By George Currie, Content Manager at eLife
On March 27, 2024, the Bill & Melinda Gates Foundation announced their future Open Access policy shift that has potential to accelerate reforms in scholarly publishing. Coming into effect from Jan 1, 2025, the policy refresh will introduce two fundamental changes for grantees.
First, the Gates Foundation will no longer support article publishing fees, closing the door on the current most common business model for Open Access.
Second, grantees will be required to share preprints of their research, pushing research toward a preprint-first approach and removing the barriers of price and prestige from participation.
Alongside these changes, there’s also the commitment to support open infrastructure that ensures articles and data are easily and readily available. More equitable publishing models and models that focus on preprint review, including eLife’s new model, will continue to be supported as part of the policy.
When considered together with free-to-publish open solutions such as Open Research Europe and the Toward Responsible Publishing proposal from Coalition S, The Gates Foundations’ announcement shows a clear direction of travel toward a new, more equitable open access.

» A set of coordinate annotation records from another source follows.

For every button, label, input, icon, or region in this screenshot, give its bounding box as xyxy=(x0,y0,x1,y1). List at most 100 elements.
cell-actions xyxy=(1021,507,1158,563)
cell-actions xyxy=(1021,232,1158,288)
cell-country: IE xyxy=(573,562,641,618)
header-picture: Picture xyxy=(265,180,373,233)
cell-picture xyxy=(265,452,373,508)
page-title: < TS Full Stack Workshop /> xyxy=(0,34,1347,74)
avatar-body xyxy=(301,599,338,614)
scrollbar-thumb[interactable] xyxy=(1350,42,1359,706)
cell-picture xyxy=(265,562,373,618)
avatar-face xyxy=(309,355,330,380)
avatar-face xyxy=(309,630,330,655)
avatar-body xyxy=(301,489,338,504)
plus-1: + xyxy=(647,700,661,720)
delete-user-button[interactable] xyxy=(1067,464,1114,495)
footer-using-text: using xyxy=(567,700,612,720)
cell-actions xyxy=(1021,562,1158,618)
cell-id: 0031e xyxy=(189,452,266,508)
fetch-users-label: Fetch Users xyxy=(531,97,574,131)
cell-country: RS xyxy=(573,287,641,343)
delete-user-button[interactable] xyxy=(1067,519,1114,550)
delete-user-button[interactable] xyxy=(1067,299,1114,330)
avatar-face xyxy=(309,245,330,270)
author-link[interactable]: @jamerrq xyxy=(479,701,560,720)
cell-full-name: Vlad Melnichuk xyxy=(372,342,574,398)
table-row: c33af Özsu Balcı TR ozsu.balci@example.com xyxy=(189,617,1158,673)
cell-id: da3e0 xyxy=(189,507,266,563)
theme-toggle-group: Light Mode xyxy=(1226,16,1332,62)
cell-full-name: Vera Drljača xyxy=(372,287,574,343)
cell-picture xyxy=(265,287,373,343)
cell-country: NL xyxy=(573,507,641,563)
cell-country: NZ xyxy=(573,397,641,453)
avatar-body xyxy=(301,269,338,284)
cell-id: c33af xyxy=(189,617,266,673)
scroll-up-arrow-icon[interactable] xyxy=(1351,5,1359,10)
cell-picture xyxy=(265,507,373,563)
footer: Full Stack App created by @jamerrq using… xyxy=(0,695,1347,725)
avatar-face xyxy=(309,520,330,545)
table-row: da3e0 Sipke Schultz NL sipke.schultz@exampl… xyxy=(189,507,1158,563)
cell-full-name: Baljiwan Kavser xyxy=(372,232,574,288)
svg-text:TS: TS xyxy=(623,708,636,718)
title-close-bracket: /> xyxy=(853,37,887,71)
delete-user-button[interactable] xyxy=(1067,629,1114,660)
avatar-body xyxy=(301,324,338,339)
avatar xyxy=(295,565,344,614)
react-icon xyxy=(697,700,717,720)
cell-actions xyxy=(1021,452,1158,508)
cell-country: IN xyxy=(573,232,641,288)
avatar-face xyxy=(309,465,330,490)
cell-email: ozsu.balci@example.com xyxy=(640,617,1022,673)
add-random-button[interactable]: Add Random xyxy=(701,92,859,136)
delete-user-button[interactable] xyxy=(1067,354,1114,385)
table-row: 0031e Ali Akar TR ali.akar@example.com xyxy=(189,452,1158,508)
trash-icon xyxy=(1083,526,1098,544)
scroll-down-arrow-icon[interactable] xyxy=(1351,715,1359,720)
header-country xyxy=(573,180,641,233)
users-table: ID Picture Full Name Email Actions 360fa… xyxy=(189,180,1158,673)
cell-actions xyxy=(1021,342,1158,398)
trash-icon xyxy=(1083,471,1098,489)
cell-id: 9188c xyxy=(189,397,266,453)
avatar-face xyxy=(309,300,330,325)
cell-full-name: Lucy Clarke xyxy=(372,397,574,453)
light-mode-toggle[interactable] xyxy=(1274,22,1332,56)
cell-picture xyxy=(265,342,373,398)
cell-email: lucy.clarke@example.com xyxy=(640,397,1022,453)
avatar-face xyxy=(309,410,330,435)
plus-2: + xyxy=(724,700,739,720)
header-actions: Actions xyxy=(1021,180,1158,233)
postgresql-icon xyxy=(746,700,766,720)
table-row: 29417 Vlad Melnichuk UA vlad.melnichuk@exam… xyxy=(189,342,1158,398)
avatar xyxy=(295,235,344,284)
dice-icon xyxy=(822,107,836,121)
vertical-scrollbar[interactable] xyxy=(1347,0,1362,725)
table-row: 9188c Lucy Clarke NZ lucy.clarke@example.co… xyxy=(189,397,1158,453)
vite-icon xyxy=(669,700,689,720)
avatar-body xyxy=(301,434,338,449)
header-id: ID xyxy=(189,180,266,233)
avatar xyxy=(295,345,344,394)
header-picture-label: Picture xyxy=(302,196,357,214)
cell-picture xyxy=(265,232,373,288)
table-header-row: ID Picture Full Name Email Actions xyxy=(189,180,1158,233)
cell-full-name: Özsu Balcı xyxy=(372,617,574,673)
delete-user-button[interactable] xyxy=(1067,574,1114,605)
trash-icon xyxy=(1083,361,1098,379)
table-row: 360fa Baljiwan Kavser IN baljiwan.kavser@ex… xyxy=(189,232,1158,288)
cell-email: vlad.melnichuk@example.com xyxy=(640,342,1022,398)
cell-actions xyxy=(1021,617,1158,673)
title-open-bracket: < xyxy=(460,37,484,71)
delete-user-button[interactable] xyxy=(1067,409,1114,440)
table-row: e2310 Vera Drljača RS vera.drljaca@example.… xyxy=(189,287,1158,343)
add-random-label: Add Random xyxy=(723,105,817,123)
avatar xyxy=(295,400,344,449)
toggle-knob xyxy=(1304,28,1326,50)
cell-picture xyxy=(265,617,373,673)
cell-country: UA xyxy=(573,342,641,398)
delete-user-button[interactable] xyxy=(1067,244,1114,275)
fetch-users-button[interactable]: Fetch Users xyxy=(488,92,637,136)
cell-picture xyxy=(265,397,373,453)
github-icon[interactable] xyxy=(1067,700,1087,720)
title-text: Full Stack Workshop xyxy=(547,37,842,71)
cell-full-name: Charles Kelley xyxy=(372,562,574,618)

Decoupling Open Access from APCs
APCs have been a double-edged sword in the move toward more open science communication. On the one hand they have made open-access business models attractive to publishers. This has normalised open access, helped it reach critical mass and established Open as the new paradigm for publishing. On the other, they have created new forms of inequity and reward structures that bad actors have been able to take advantage of.
Decoupling the APC from Open Access helps distinguish the problems caused by APC models from the benefits of more equitable science communication. The Gates Foundation’s move away from APCs gives more power to other models for Open, and creates space for them to flourish.
Preprints and Preprint Review
Fast, free, and fair early access to research accelerates science communication and facilitates scientific progress. Yet traditional publishing is slow. Preprints allow you to share your research in hours or days rather than months.
Peer review adds tremendous value to research outputs in helping researchers improve or refine their research. But it is a poor filter, often diverting and delaying rather than ultimately preventing scholarship entering the record. The signals of quality we use to differentiate research such as journal brand names and the Journal Impact Factor are equally problematic – judging the book by the cover – and do not tell us about any individual piece of research.
Though there is evidence to support the reliability of preprints, the move toward post-publication review will require a behaviour change on the part of readers. Everything must be evaluated on its own merits, not by if or where it’s published. This requires time and energy and is seen as an additional burden on already stretched-thin researchers. But the reality is this behaviour change is just as necessary now. It is only habit that allows us to believe that publication is tantamount to trustworthiness. The accept/reject threshold has been proven faulty.
Preprint review and other modes of transparent or open review and assessment help ease the burden on researchers to have to individually evaluate everything they could possibly read. Rather than being used to inform a binary decision, the expert commentary and contributions of peer reviewers can evaluate the strengths and limitations of research with nuance. Sharing those observations with readers can then springboard deeper engagement with research. Scientific discourse can become an iterative conversation rather than a series of artefacts.
Supporting Open Infrastructure
The policy refresh also commits to supporting an open infrastructure that ensures articles and data are openly available. Increasing support for Open Infrastructure could help combat some of the challenges of Gold OA. If Gold has created new challenges in research – quantity vs. quality – the solution won’t be to hide things back behind a paywall, but instead to push for more openness and more transparency – and to build the infrastructure to support it.
Driving Cultural Change
Alongside this is a call for a wider cultural shift in research publishing that places “equity and access over prestige and personal interest.” The Gates Foundation acknowledges that “new, more equitable models have not gained traction because publishers are slow to change and have pushed back when revenue is threatened.” This throws down the gauntlet to big-brand journals and publishers to offer more equitable solutions, even if they might not be the most profitable.
eLife is already on this journey pushing toward a more equitable and open future for research. Our new Reviewed Preprint model for publishing will continue to be supported by the Bill & Melinda Gates Foundation and grantees will still be able to use their funding toward publishing with eLife. (Keep an eye on this page for more information on grant funding eligibility).
Why wait?
This policy has the potential to create a tidal change in open scholarship. If you’re excited by this then the good news is that you don’t need to wait, you can already adopt these practices and make small choices that move the needle toward a fairer system. Preprint your next paper, share your data, and put community over competition.